Frasor: He's back. He might even be better than he was in 2005. For all the nasty stuff people (myself included) said about his knee-jerk demotion, the new and improved fastball-slider Frasor was very effective in the second half.

Incidentally, with the benefit of hindsight, I think getting a short (as in untall) pitcher like Frasor away from his homer-prone 12-6 curveball was a very good forward-thinking move. The bad April served as an airtight excuse to let Frasor develop the power slider in the minors in his last option year. The cost was three months of major-league performance from Frasor last year; the benefit will be a better, more consistent Frasor whose mistakes are less frequent and less damaging.

I believe in Frasor and am fine with him in moderately high-leverage situations. If Speier doesn't come back, Frasor is fine as the third man in the pen.

Accardo struggled in the AL. I'm down with the groupthink that says he could benefit from some time in AAA to work on his command.
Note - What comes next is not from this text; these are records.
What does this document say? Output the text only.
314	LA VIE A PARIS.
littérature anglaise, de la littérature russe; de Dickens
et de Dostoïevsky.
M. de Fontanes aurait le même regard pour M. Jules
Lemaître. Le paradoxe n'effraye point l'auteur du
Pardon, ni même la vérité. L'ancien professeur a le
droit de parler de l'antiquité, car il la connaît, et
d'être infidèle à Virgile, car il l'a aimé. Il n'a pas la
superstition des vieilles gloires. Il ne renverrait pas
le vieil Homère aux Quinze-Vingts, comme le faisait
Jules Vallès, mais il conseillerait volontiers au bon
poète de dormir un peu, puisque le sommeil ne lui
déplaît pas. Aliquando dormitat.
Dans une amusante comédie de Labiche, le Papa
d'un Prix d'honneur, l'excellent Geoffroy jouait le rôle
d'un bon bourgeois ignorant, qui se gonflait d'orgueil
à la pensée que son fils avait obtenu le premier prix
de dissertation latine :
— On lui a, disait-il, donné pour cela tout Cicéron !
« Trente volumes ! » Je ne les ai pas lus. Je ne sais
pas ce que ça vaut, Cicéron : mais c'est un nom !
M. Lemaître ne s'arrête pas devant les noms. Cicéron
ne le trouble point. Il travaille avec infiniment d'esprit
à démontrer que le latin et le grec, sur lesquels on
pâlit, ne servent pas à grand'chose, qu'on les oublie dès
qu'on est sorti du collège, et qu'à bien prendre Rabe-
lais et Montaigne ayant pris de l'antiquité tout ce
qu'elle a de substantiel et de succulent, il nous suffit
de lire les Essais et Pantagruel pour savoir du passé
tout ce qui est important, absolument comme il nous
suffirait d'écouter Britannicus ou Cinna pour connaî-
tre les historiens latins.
His stuff was impressive – his fastball, cutter and splangeup all miss big-league bats when he throws them right. Whatever. He'll probably be a player in 2008. If 2008 comes early, bonus. Unless the entire bullpen gets afflicted with the plague there's no pressure on him. Time is on his side.

Brian Tallet and Davis Romero are in similar boats. Barring an early month-long streak of excellence, neither should be allowed within a football field of a game-on-the-line situation before the 14th inning. Both are fine to eat innings, spot start, or face a lefty in the late innings if the incumbent pitcher is dead tired and the situation isn't quite dire enough to call for League or Speier. Whichever one of Tallet and Romero breaks camp with the team should be one of the last two guys in the pen, along with McGowan or Rosario or whichever young starter gets carried as a long man.

Although I'm not convinced he's worth a guaranteed spot on the April roster, I'm a big Brian Tallet fan and believe he has the potential to turn in a couple of good LOOGY seasons before he's done. He's tall, he throws fairly hard, he has a respectable slider and he seems to have a pretty good idea of what he's doing out there. At his best he'll still walk guys, but he'll keep lefties off balance and give lefty pull hitters in particular fits. Think Scott Sauerbeck. I'm rooting for him. It's all about the mutton chops.

What about the other lefty? I don't think anyone would object to having this guy as the fourth or fifth arm in the pen:

7.2 K/9, 3.4 BB/9, 20.3% LD, 54.5% GB, 1.1 HR/9

That's Scott Downs' cumulative 2005-06 line in 171 innings, including his misadventures as a starting pitcher. It doesn't hurt that he's an established lefty with a proven ability to go several innings at a time whose success has nothing to do with how hard he throws, unlike everybody else. Downs provides a sharp change of pace and adds some much-needed variety to the Jays' pen. He's a keeper.

I'm ambivalent as can be about resigning Speier. He's coming off two straight excellent seasons, he can strike righties and lefties out, and as a fan, continuity on the 25-man roster makes me feel all warm and fuzzy inside. The flip side is that he's 33 in November, he'll be expensive as all hell if any of the other 29 GMs has a pulse, he's been homer-lucky given his flyball tendencies over his tenure in Toronto, and the Jays already have League and Frasor ready to step into the top set-up role (with Accardo in line behind them). If the price tag is $3.5 to 4 million a year over two years, I say bite, but I suspect Spy's 173 and 158 ERA+ in 2005 and 2006 will drive his price tag up just a bit. Do the Jays have a strong bullpen without him? Absolutely. Is it worth paying Speier to have a ridiculous bullpen? Might be, particularly if the trade market for late-innings righties favors sellers and a super-deep bullpen puts the Jays in a strong position.

In general, I think the bullpen is the very least of Ricciardi's worries for next year. Even if Speier departs, there are fewer question marks in important roles there than anywhere else.